Pemikiran Ibnu Atha’illah

Berdasarkan biografi dan karya-karya tulis Ibnu Atha’ilah, sudah jelas, bahwa ia seorang ahli hukum mazhab mailki, ia juga sebagai seorang guru sufi tarekat Syadziliyah. Oleh sebab itu sepantasnya ia dijuluki sebagai ahli Hikmah, yang melahirkan salah satu dari pemikiranya adalah Kitab al-Hikam.

Untuk memudahkan mendalami pemikiran Ibnu ‘Atha’illah, perlu memahami terlebih dahulu perkembangan pemikiran Ibnu ‘Atha’illah, mulai dari karir hingga wafatnya. Hal ini dilakukan untuk memperjelas dalam mengklasifikasikan pemikiran Ibnu ‘Atha’illah, yang sedikit banyak berorientasi pada nilai-nilai Taswuf yang melekat pada dirinya.

Perkembangan pemikiran Ibnu ‘Atha’illah dapat diketahui dari karya tulisnya al-Hikam. Kitab al-Hikam merupakan  ciri khas pemikiran Ibnu ‘Atha’illah pada khusunya dalam paradigma Tasawuf. Diantara para tokoh sufi  yang lain, seperti al-Hallaj, Ibnul Arabi, Abu Husen Annuri, dan para tokoh sufisme falsafi yang lainnya, kedudukan pemikiran Ibnu ‘Atha’illah bukan sekedar bercorak tasawuf falsafi yang mengedepankan teologi, tetapi diseimbangi dengan unsur-unsur pengamalan ibadat dan suluk, artinya diantara syari’at, tharikat dan hakikat ditempuh  dengan cara metodis. Kenyataan ini terbukti dalam karya-karya tulis dan warisan spiritualnya dan selain ia seoarang ahli hukum yang bermazhab Maliki dan sebagai penganut teologi Asy’ariyah juga ia memiliki posisi sebagai  dalam tahrekat Sydziliyah.

Corak Pemikiran Ibnu ‘Atha’illah dalam bidang tasawuf sangat berbeda dengan para tokoh sufi lainnya ia lebih menekankan nilai Tasawuf  pada Ma’rifat.  Selain itu juga bahwa Ibnu ‘Atha’illah merupakan guru ketiga dari taharikat Syadziliyah, maka ia memilki pandangan tasawuf pada kahususnya tentang ma’rifat berdasarkan pandangan tarekat Syadziliyah.

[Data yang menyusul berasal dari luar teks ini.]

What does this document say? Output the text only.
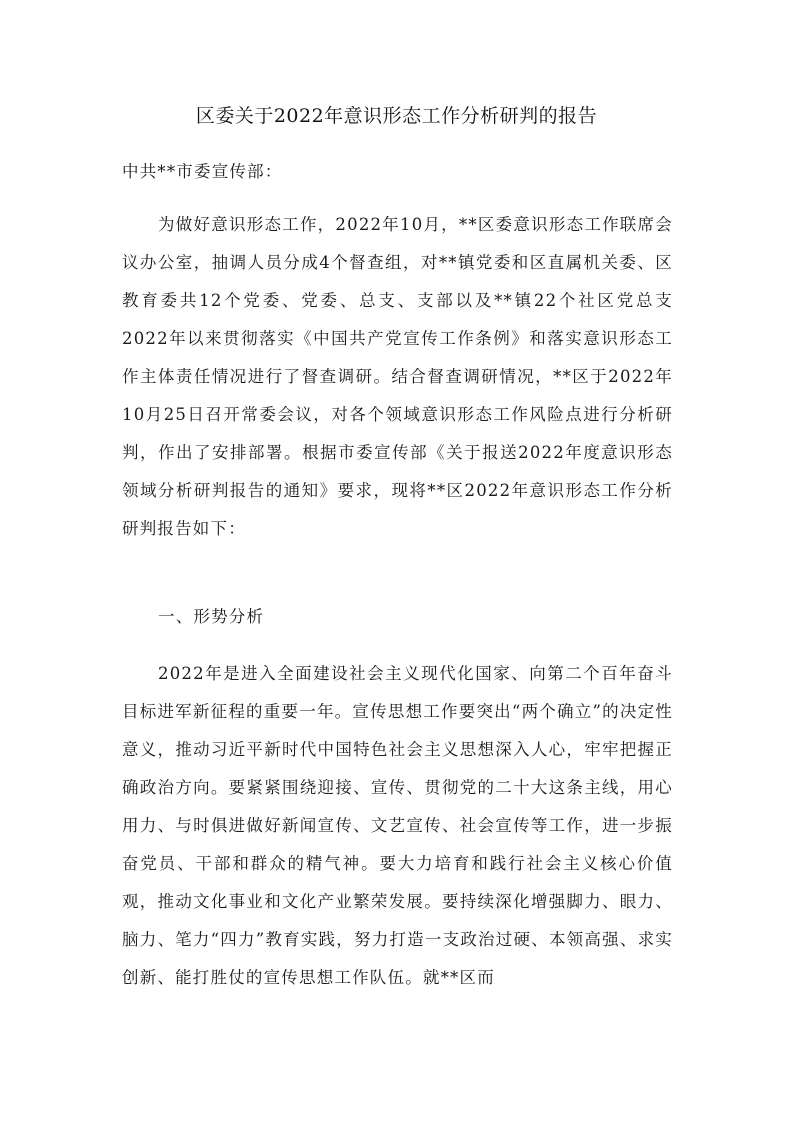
区委关于2022年意识形态工作分析研判的报告
中共**市委宣传部：

为做好意识形态工作，2022年10月，**区委意识形态工作联席会议办公室，抽调人员分成4个督查组，对**镇党委和区直属机关委、区教育委共12个党委、党委、总支、支部以及**镇22个社区党总支2022年以来贯彻落实《中国共产党宣传工作条例》和落实意识形态工作主体责任情况进行了督查调研。结合督查调研情况，**区于2022年10月25日召开常委会议，对各个领域意识形态工作风险点进行分析研判，作出了安排部署。根据市委宣传部《关于报送2022年度意识形态领域分析研判报告的通知》要求，现将**区2022年意识形态工作分析研判报告如下：

一、形势分析

2022年是进入全面建设社会主义现代化国家、向第二个百年奋斗目标进军新征程的重要一年。宣传思想工作要突出“两个确立”的决定性意义，推动习近平新时代中国特色社会主义思想深入人心，牢牢把握正确政治方向。要紧紧围绕迎接、宣传、贯彻党的二十大这条主线，用心用力、与时俱进做好新闻宣传、文艺宣传、社会宣传等工作，进一步振奋党员、干部和群众的精气神。要大力培育和践行社会主义核心价值观，推动文化事业和文化产业繁荣发展。要持续深化增强脚力、眼力、脑力、笔力“四力”教育实践，努力打造一支政治过硬、本领高强、求实创新、能打胜仗的宣传思想工作队伍。就**区而
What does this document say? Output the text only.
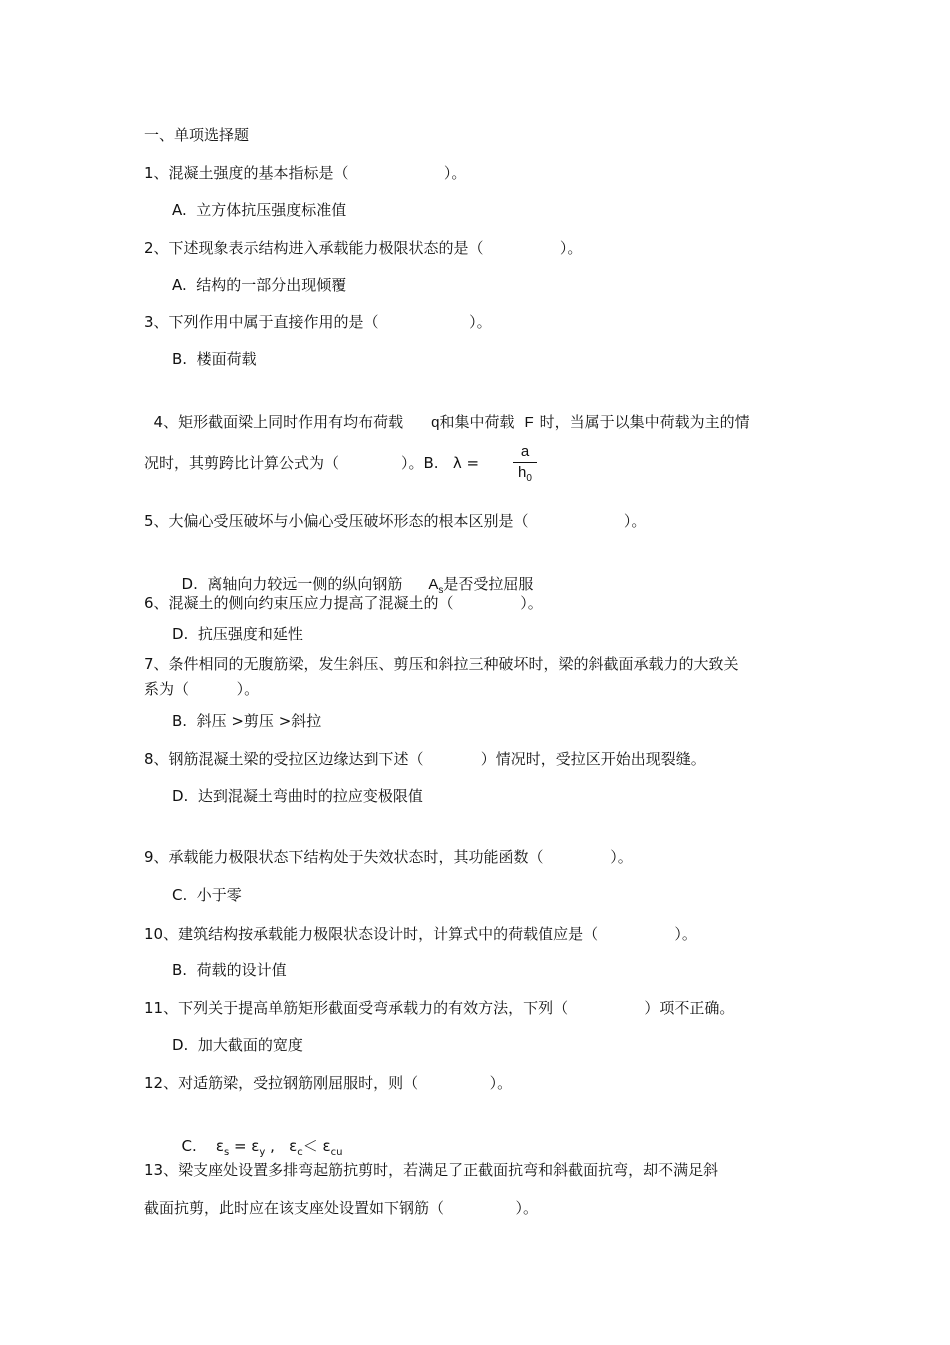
一、单项选择题
1、混凝土强度的基本指标是（                    ）。
A.  立方体抗压强度标准值
2、下述现象表示结构进入承载能力极限状态的是（                ）。
A.  结构的一部分出现倾覆
3、下列作用中属于直接作用的是（                   ）。
B.  楼面荷载

4、矩形截面梁上同时作用有均布荷载 q和集中荷载 F 时，当属于以集中荷载为主的情

况时，其剪跨比计算公式为（             ）。B.   λ =
a
$h_0$
5、大偏心受压破坏与小偏心受压破坏形态的根本区别是（                    ）。

D.  离轴向力较远一侧的纵向钢筋 $A_s$是否受拉屈服

6、混凝土的侧向约束压应力提高了混凝土的（              ）。
D.  抗压强度和延性
7、条件相同的无腹筋梁，发生斜压、剪压和斜拉三种破坏时，梁的斜截面承载力的大致关
系为（          ）。
B.  斜压 >剪压 >斜拉
8、钢筋混凝土梁的受拉区边缘达到下述（            ）情况时，受拉区开始出现裂缝。
D.  达到混凝土弯曲时的拉应变极限值
9、承载能力极限状态下结构处于失效状态时，其功能函数（              ）。
C.  小于零
10、建筑结构按承载能力极限状态设计时，计算式中的荷载值应是（                ）。
B.  荷载的设计值
11、下列关于提高单筋矩形截面受弯承载力的有效方法，下列（                ）项不正确。
D.  加大截面的宽度
12、对适筋梁，受拉钢筋刚屈服时，则（               ）。

C.    $\varepsilon_s = \varepsilon_y$ ,   $\varepsilon_c< \varepsilon_{cu}$

13、梁支座处设置多排弯起筋抗剪时，若满足了正截面抗弯和斜截面抗弯，却不满足斜
截面抗剪，此时应在该支座处设置如下钢筋（               ）。
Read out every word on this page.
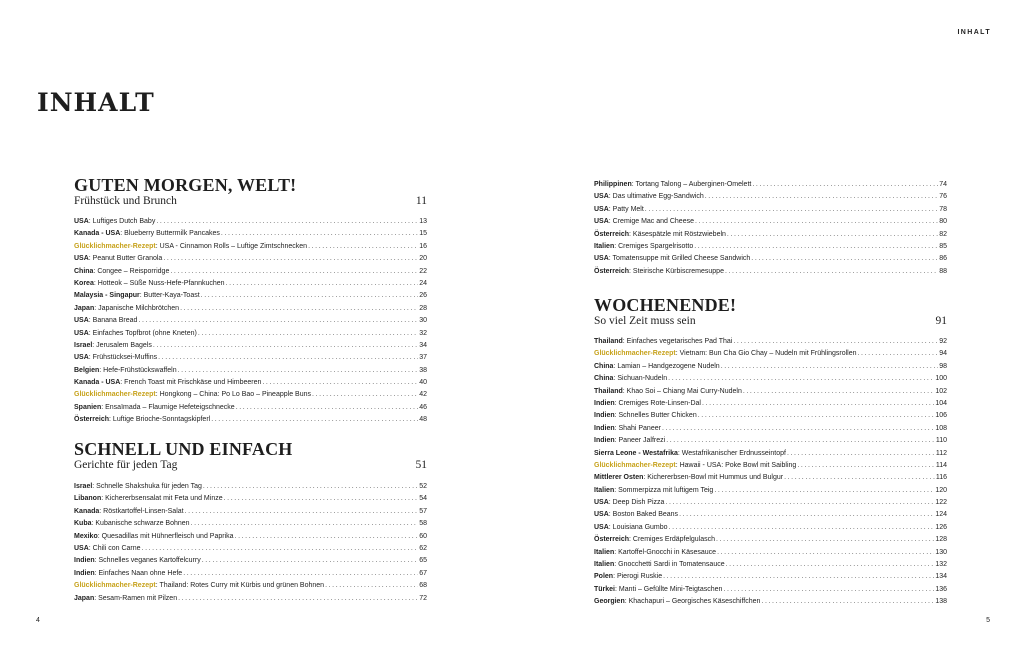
INHALT
INHALT
4	5
GUTEN MORGEN, WELT!
Frühstück und Brunch	11
USA : Luftiges Dutch Baby .....	13
Kanada - USA : Blueberry Buttermilk Pancakes .....	15
Glücklichmacher-Rezept : USA - Cinnamon Rolls – Luftige Zimtschnecken .....	16
USA : Peanut Butter Granola .....	20
China : Congee – Reisporridge .....	22
Korea : Hotteok – Süße Nuss-Hefe-Pfannkuchen .....	24
Malaysia - Singapur : Butter-Kaya-Toast .....	26
Japan : Japanische Milchbrötchen .....	28
USA : Banana Bread .....	30
USA : Einfaches Topfbrot (ohne Kneten) .....	32
Israel : Jerusalem Bagels .....	34
USA : Frühstücksei-Muffins .....	37
Belgien : Hefe-Frühstückswaffeln .....	38
Kanada - USA : French Toast mit Frischkäse und Himbeeren .....	40
Glücklichmacher-Rezept : Hongkong – China: Po Lo Bao – Pineapple Buns .....	42
Spanien : Ensaïmada – Flaumige Hefeteigschnecke .....	46
Österreich : Luftige Brioche-Sonntagskipferl .....	48
SCHNELL UND EINFACH
Gerichte für jeden Tag	51
Israel : Schnelle Shakshuka für jeden Tag .....	52
Libanon : Kichererbsensalat mit Feta und Minze .....	54
Kanada : Röstkartoffel-Linsen-Salat .....	57
Kuba : Kubanische schwarze Bohnen .....	58
Mexiko : Quesadillas mit Hühnerfleisch und Paprika .....	60
USA : Chili con Carne .....	62
Indien : Schnelles veganes Kartoffelcurry .....	65
Indien : Einfaches Naan ohne Hefe .....	67
Glücklichmacher-Rezept : Thailand: Rotes Curry mit Kürbis und grünen Bohnen .....	68
Japan : Sesam-Ramen mit Pilzen .....	72
Philippinen : Tortang Talong – Auberginen-Omelett .....	74
USA : Das ultimative Egg-Sandwich .....	76
USA : Patty Melt .....	78
USA : Cremige Mac and Cheese .....	80
Österreich : Käsespätzle mit Röstzwiebeln .....	82
Italien : Cremiges Spargelrisotto .....	85
USA : Tomatensuppe mit Grilled Cheese Sandwich .....	86
Österreich : Steirische Kürbiscremesuppe .....	88
WOCHENENDE!
So viel Zeit muss sein	91
Thailand : Einfaches vegetarisches Pad Thai .....	92
Glücklichmacher-Rezept : Vietnam: Bun Cha Gio Chay – Nudeln mit Frühlingsrollen .....	94
China : Lamian – Handgezogene Nudeln .....	98
China : Sichuan-Nudeln .....	100
Thailand : Khao Soi – Chiang Mai Curry-Nudeln .....	102
Indien : Cremiges Rote-Linsen-Dal .....	104
Indien : Schnelles Butter Chicken .....	106
Indien : Shahi Paneer .....	108
Indien : Paneer Jalfrezi .....	110
Sierra Leone - Westafrika : Westafrikanischer Erdnusseintopf .....	112
Glücklichmacher-Rezept : Hawaii - USA: Poke Bowl mit Saibling .....	114
Mittlerer Osten : Kichererbsen-Bowl mit Hummus und Bulgur .....	116
Italien : Sommerpizza mit luftigem Teig .....	120
USA : Deep Dish Pizza .....	122
USA : Boston Baked Beans .....	124
USA : Louisiana Gumbo .....	126
Österreich : Cremiges Erdäpfelgulasch .....	128
Italien : Kartoffel-Gnocchi in Käsesauce .....	130
Italien : Gnocchetti Sardi in Tomatensauce .....	132
Polen : Pierogi Ruskie .....	134
Türkei : Manti – Gefüllte Mini-Teigtaschen .....	136
Georgien : Khachapuri – Georgisches Käseschiffchen .....	138
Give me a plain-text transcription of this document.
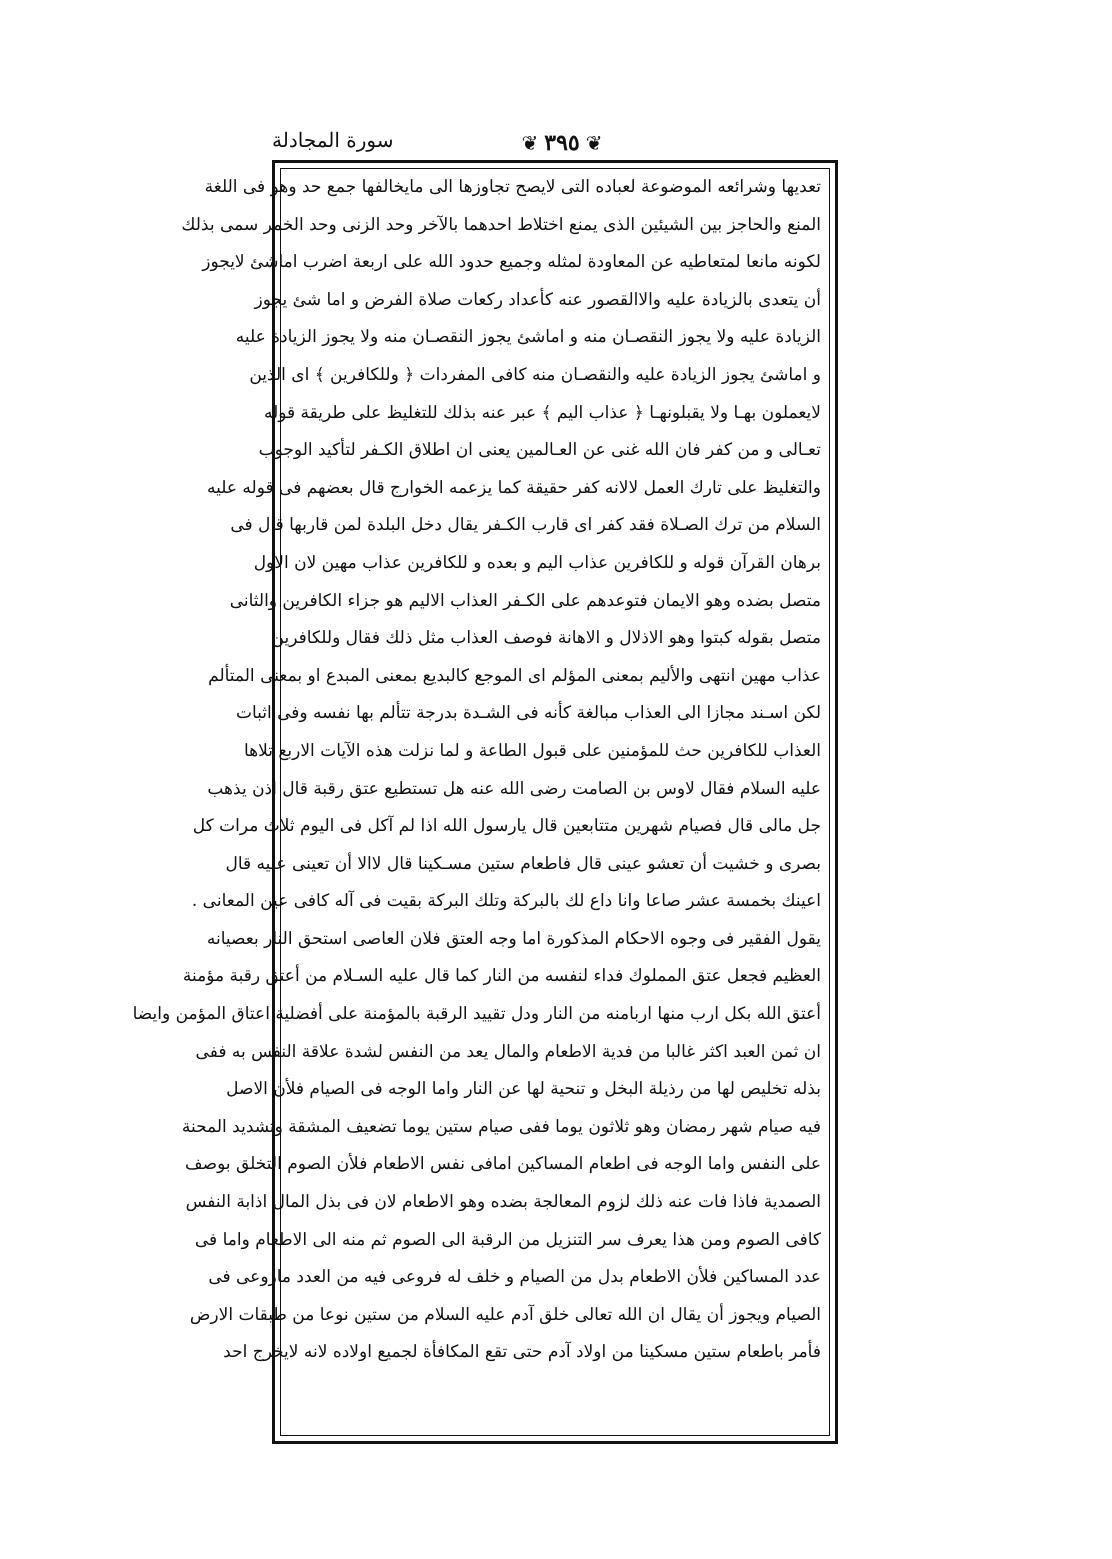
❦ ٣٩٥ ❦
سورة المجادلة
تعديها وشرائعه الموضوعة لعباده التى لايصح تجاوزها الى مايخالفها جمع حد وهو فى اللغة
المنع والحاجز بين الشيئين الذى يمنع اختلاط احدهما بالآخر وحد الزنى وحد الخمر سمى بذلك
لكونه مانعا لمتعاطيه عن المعاودة لمثله وجميع حدود الله على اربعة اضرب اماشئ لايجوز
أن يتعدى بالزيادة عليه والاالقصور عنه كأعداد ركعات صلاة الفرض و اما شئ يجوز
الزيادة عليه ولا يجوز النقصـان منه و اماشئ يجوز النقصـان منه ولا يجوز الزيادة عليه
و اماشئ يجوز الزيادة عليه والنقصـان منه كافى المفردات ﴿ وللكافرين ﴾ اى الذين
لايعملون بهـا ولا يقبلونهـا ﴿ عذاب اليم ﴾ عبر عنه بذلك للتغليظ على طريقة قوله
تعـالى و من كفر فان الله غنى عن العـالمين يعنى ان اطلاق الكـفر لتأكيد الوجوب
والتغليظ على تارك العمل لالانه كفر حقيقة كما يزعمه الخوارج قال بعضهم فى قوله عليه
السلام من ترك الصـلاة فقد كفر اى قارب الكـفر يقال دخل البلدة لمن قاربها قال فى
برهان القرآن قوله و للكافرين عذاب اليم و بعده و للكافرين عذاب مهين لان الاول
متصل بضده وهو الايمان فتوعدهم على الكـفر العذاب الاليم هو جزاء الكافرين والثانى
متصل بقوله كبتوا وهو الاذلال و الاهانة فوصف العذاب مثل ذلك فقال وللكافرين
عذاب مهين انتهى والأليم بمعنى المؤلم اى الموجع كالبديع بمعنى المبدع او بمعنى المتألم
لكن اسـند مجازا الى العذاب مبالغة كأنه فى الشـدة بدرجة تتألم بها نفسه وفى اثبات
العذاب للكافرين حث للمؤمنين على قبول الطاعة و لما نزلت هذه الآيات الاربع تلاها
عليه السلام فقال لاوس بن الصامت رضى الله عنه هل تستطيع عتق رقبة قال اذن يذهب
جل مالى قال فصيام شهرين متتابعين قال يارسول الله اذا لم آكل فى اليوم ثلاث مرات كل
بصرى و خشيت أن تعشو عينى قال فاطعام ستين مسـكينا قال لاالا أن تعينى عليه قال
اعينك بخمسة عشر صاعا وانا داع لك بالبركة وتلك البركة بقيت فى آله كافى عين المعانى .
يقول الفقير فى وجوه الاحكام المذكورة اما وجه العتق فلان العاصى استحق النار بعصيانه
العظيم فجعل عتق المملوك فداء لنفسه من النار كما قال عليه السـلام من أعتق رقبة مؤمنة
أعتق الله بكل ارب منها اربامنه من النار ودل تقييد الرقبة بالمؤمنة على أفضلية اعتاق المؤمن وايضا
ان ثمن العبد اكثر غالبا من فدية الاطعام والمال يعد من النفس لشدة علاقة النفس به ففى
بذله تخليص لها من رذيلة البخل و تنحية لها عن النار واما الوجه فى الصيام فلأن الاصل
فيه صيام شهر رمضان وهو ثلاثون يوما ففى صيام ستين يوما تضعيف المشقة وتشديد المحنة
على النفس واما الوجه فى اطعام المساكين امافى نفس الاطعام فلأن الصوم التخلق بوصف
الصمدية فاذا فات عنه ذلك لزوم المعالجة بضده وهو الاطعام لان فى بذل المال اذابة النفس
كافى الصوم ومن هذا يعرف سر التنزيل من الرقبة الى الصوم ثم منه الى الاطعام واما فى
عدد المساكين فلأن الاطعام بدل من الصيام و خلف له فروعى فيه من العدد ماروعى فى
الصيام ويجوز أن يقال ان الله تعالى خلق آدم عليه السلام من ستين نوعا من طبقات الارض
فأمر باطعام ستين مسكينا من اولاد آدم حتى تقع المكافأة لجميع اولاده لانه لايخرج احد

Adapun pemikiran-pemikiran tarekat tersebut adalah :
Pertama, tidak dianjurkan kepada para muridnya untuk meninggalkan profesi dunia mereka. Dalam hal pandangannya mengenai pakaian, makanan,  dan kendaraan yang layak dalam kehidupan yang sederhana akan menumbuhkan rasa syukur kepada Allah. dan mengenal rahmat Illahi.  Meninggalkan dunia yang berlebihan akan menimbulkan hilangnya rasa syukur, dan berlebih-lebihan dalam memanfaatkan dunia akan membawa kepada kedzaliman. Manusia sebaiknya menggunakan nikmat Allah Swt. dengan sebaik-baiknya sesuai petunjuk Allah dan Rasul-Nya.

Kedua, tidak mengabaikan dalam menjalankan syari’at islam. Ia adalah salah satu tokoh sufi yang menempuh jalur tasawuf hampir serarah dengan al-Ghazali, yakni suatu tasawuf yang berlandaskan  kepada al-Qur’an dan al-Sunnah, mengarah kepada asketisme, pelurusan dan penyucian jiwa (tazkiat an-Nafs), dan pembinaan moral (akhlak), suatu nilai tasawuf yang dikenal cukup moderat.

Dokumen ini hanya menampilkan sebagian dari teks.